Parthenope, la recensione del film di Paolo Sorrentino

Come per alcuni dei più importanti e discussi registi della storia del Cinema, nella filmografia di Paolo Sorrentino c’è un ingombrante spartiacque, un punto di non ritorno capace di influenzare tutta la carriera successiva dell’autore. Ovviamente parliamo de La Grande Bellezza, opera che è valsa all’autore un Oscar e che è entrata di diritto tra i film italiani più influenti del XXI secolo. È da quel momento che Sorrentino ha rinforzato il suo èpos e consolidato il suo stile, uno stile così forte e riconoscibile da attirare immancabilmente su di sé tante lodi quante più critiche.

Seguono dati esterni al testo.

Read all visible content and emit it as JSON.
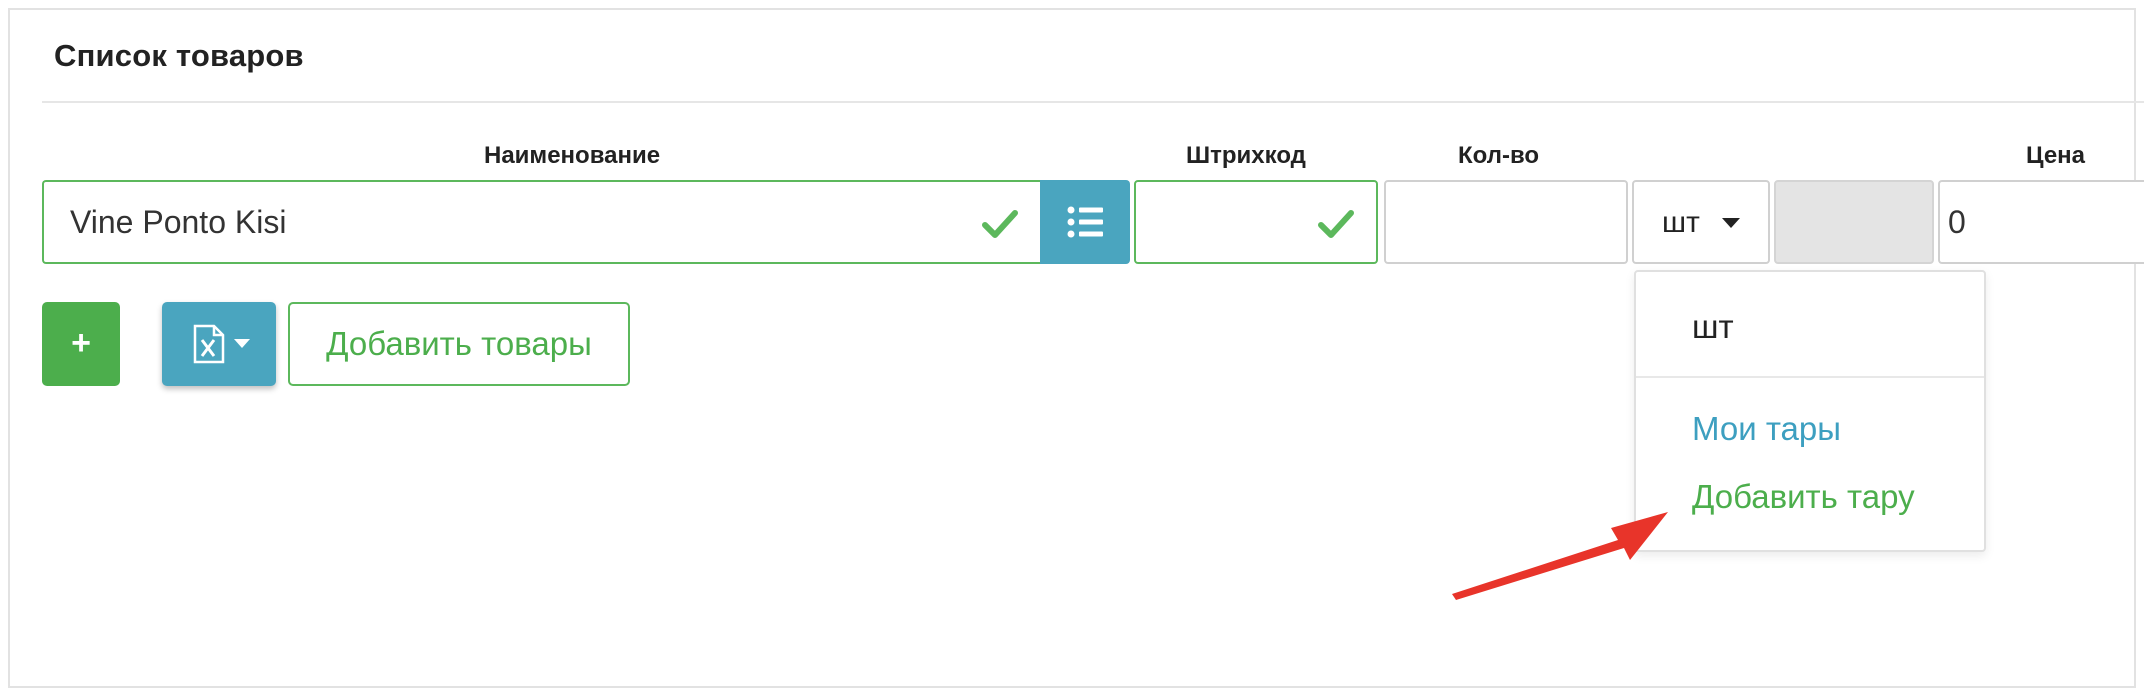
{
  "panel": {
    "title": "Список товаров"
  },
  "columns": {
    "name": "Наименование",
    "barcode": "Штрихкод",
    "qty": "Кол-во",
    "price": "Цена"
  },
  "row": {
    "name_value": "Vine Ponto Kisi",
    "barcode_value": "",
    "qty_value": "",
    "unit_selected": "шт",
    "price_value": "0"
  },
  "actions": {
    "add_label": "+",
    "add_goods_label": "Добавить товары"
  },
  "unit_dropdown": {
    "items": [
      "шт"
    ],
    "my_tare_label": "Мои тары",
    "add_tare_label": "Добавить тару"
  },
  "icons": {
    "valid": "check-icon",
    "list": "list-icon",
    "excel": "excel-icon",
    "caret": "caret-down-icon",
    "annotation": "red-arrow-icon"
  },
  "colors": {
    "success": "#5cb85c",
    "info": "#4aa5bf",
    "link": "#3d9fc0",
    "annotation_arrow": "#e8342a"
  }
}
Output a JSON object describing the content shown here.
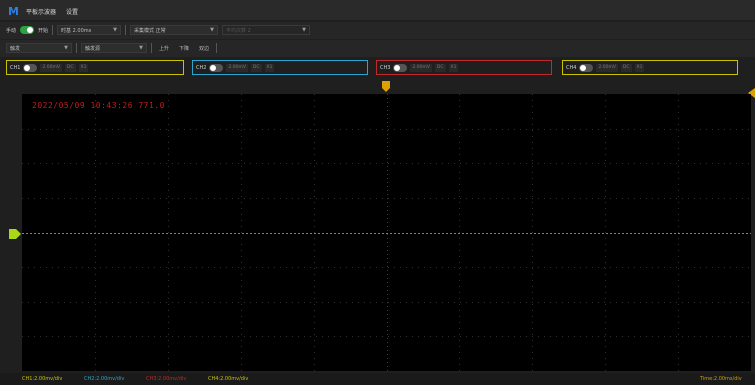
{
  "titlebar": {
    "app_name": "平板示波器",
    "settings_menu": "设置"
  },
  "toolbar1": {
    "run_label": "手动",
    "toggle_state_label": "开始",
    "timebase_select": "时基 2.00ms",
    "acq_mode_select": "采集模式 正常",
    "extra_select": "平均次数 2"
  },
  "toolbar2": {
    "trigger_select": "触发",
    "edge_select": "触发源",
    "rise_button": "上升",
    "fall_button": "下降",
    "both_button": "双边"
  },
  "channels": [
    {
      "label": "CH1",
      "scale": "2.00mV",
      "coupling": "DC",
      "probe": "X1",
      "color": "#c9c200"
    },
    {
      "label": "CH2",
      "scale": "2.00mV",
      "coupling": "DC",
      "probe": "X1",
      "color": "#2aa5d0"
    },
    {
      "label": "CH3",
      "scale": "2.00mV",
      "coupling": "DC",
      "probe": "X1",
      "color": "#c02a2a"
    },
    {
      "label": "CH4",
      "scale": "2.00mV",
      "coupling": "DC",
      "probe": "X1",
      "color": "#c9c200"
    }
  ],
  "plot": {
    "timestamp": "2022/05/09 10:43:26 771.0"
  },
  "statusbar": {
    "ch1": "CH1:2.00mv/div",
    "ch2": "CH2:2.00mv/div",
    "ch3": "CH3:2.00mv/div",
    "ch4": "CH4:2.00mv/div",
    "timebase": "Time:2.00ms/div"
  },
  "colors": {
    "ch1": "#c9c200",
    "ch2": "#2aa5d0",
    "ch3": "#c02a2a",
    "ch4": "#c9c200",
    "trigger": "#e0a000",
    "toggle_on": "#2ea043",
    "ground_marker": "#a8d818"
  }
}
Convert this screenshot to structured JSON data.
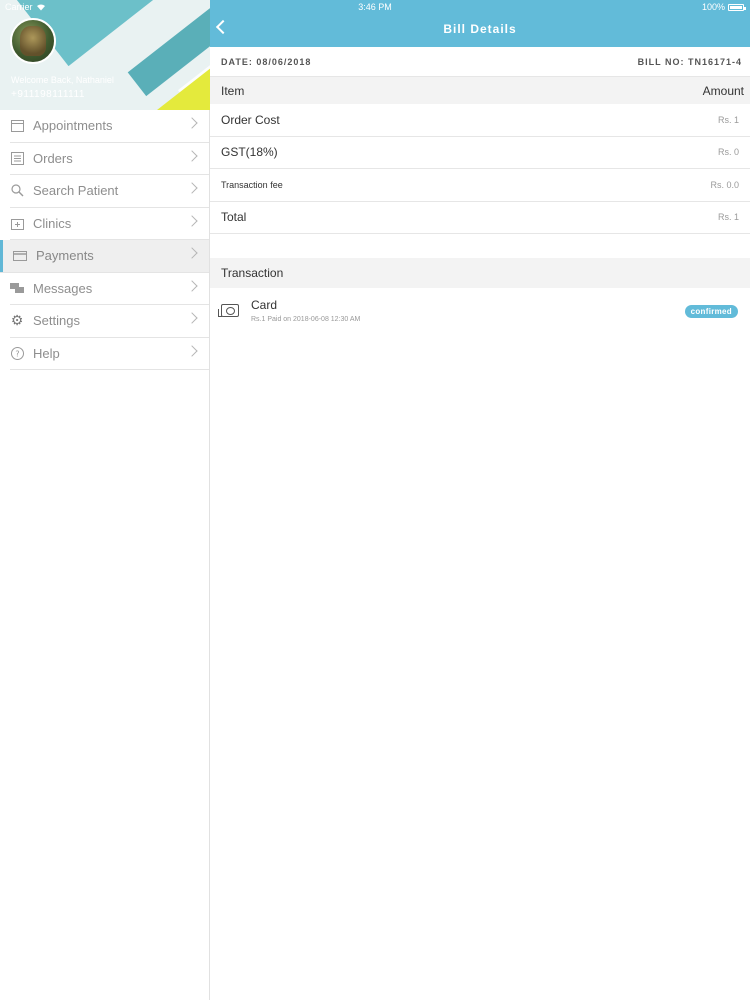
{
  "status_bar": {
    "carrier": "Carrier",
    "time": "3:46 PM",
    "battery": "100%"
  },
  "profile": {
    "welcome": "Welcome Back, Nathaniel",
    "phone": "+911198111111"
  },
  "menu": {
    "items": [
      {
        "label": "Appointments",
        "icon": "calendar-icon"
      },
      {
        "label": "Orders",
        "icon": "list-icon"
      },
      {
        "label": "Search Patient",
        "icon": "search-icon"
      },
      {
        "label": "Clinics",
        "icon": "clinic-icon"
      },
      {
        "label": "Payments",
        "icon": "credit-card-icon",
        "active": true
      },
      {
        "label": "Messages",
        "icon": "chat-icon"
      },
      {
        "label": "Settings",
        "icon": "gear-icon"
      },
      {
        "label": "Help",
        "icon": "help-icon"
      }
    ]
  },
  "nav": {
    "title": "Bill Details"
  },
  "bill": {
    "date": "DATE: 08/06/2018",
    "bill_no": "BILL NO: TN16171-4",
    "header_item": "Item",
    "header_amount": "Amount",
    "rows": [
      {
        "label": "Order Cost",
        "value": "Rs. 1"
      },
      {
        "label": "GST(18%)",
        "value": "Rs. 0"
      },
      {
        "label": "Transaction fee",
        "value": "Rs. 0.0"
      },
      {
        "label": "Total",
        "value": "Rs. 1"
      }
    ]
  },
  "transaction": {
    "header": "Transaction",
    "method": "Card",
    "detail": "Rs.1 Paid on 2018-06-08 12:30 AM",
    "status": "confirmed"
  },
  "colors": {
    "accent": "#62bbd9",
    "teal": "#6cc0c9",
    "yellow": "#e4ea3c"
  }
}
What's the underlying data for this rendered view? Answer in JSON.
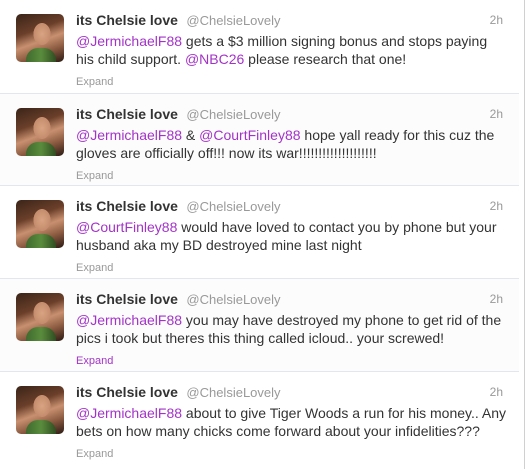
{
  "tweets": [
    {
      "fullname": "its Chelsie love",
      "username": "@ChelsieLovely",
      "time": "2h",
      "segments": [
        {
          "t": "@JermichaelF88",
          "m": true
        },
        {
          "t": " gets a $3 million signing bonus and stops paying his child support. ",
          "m": false
        },
        {
          "t": "@NBC26",
          "m": true
        },
        {
          "t": " please research that one!",
          "m": false
        }
      ],
      "expand": "Expand"
    },
    {
      "fullname": "its Chelsie love",
      "username": "@ChelsieLovely",
      "time": "2h",
      "segments": [
        {
          "t": "@JermichaelF88",
          "m": true
        },
        {
          "t": " & ",
          "m": false
        },
        {
          "t": "@CourtFinley88",
          "m": true
        },
        {
          "t": " hope yall ready for this cuz the gloves are officially off!!! now its war!!!!!!!!!!!!!!!!!!!!",
          "m": false
        }
      ],
      "expand": "Expand"
    },
    {
      "fullname": "its Chelsie love",
      "username": "@ChelsieLovely",
      "time": "2h",
      "segments": [
        {
          "t": "@CourtFinley88",
          "m": true
        },
        {
          "t": " would have loved to contact you by phone but your husband aka my BD destroyed mine last night",
          "m": false
        }
      ],
      "expand": "Expand"
    },
    {
      "fullname": "its Chelsie love",
      "username": "@ChelsieLovely",
      "time": "2h",
      "segments": [
        {
          "t": "@JermichaelF88",
          "m": true
        },
        {
          "t": " you may have destroyed my phone to get rid of the pics i took but theres this thing called icloud.. your screwed!",
          "m": false
        }
      ],
      "expand": "Expand"
    },
    {
      "fullname": "its Chelsie love",
      "username": "@ChelsieLovely",
      "time": "2h",
      "segments": [
        {
          "t": "@JermichaelF88",
          "m": true
        },
        {
          "t": " about to give Tiger Woods a run for his money.. Any bets on how many chicks come forward about your infidelities???",
          "m": false
        }
      ],
      "expand": "Expand"
    }
  ]
}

Non sfugge alla regola Parthenope, decimo lungometraggio per il cinema del regista napoletano, quarto post-La Grande Bellezza. E molto più di Youth, Loro ed È stata la mano di Dio, Parthenope si specchia nel successo del 2013 mostrando un prepotente parallelismo stilistico e narrativo con La Grande Bellezza. Ma sarebbe ingiusto, nonché superficiale, bollare Parthenope come “La Grande Bellezza a Napoli”, perché ha una sua filosofia, una particolare sensibilità, una visione molto intima dei rapporti personali e delle esperienze vissute e, soprattutto, arriva chiaramente dopo un importante percorso autoriale, assorbendo umori e suggestioni anche dalle altre opere recenti dell’autore.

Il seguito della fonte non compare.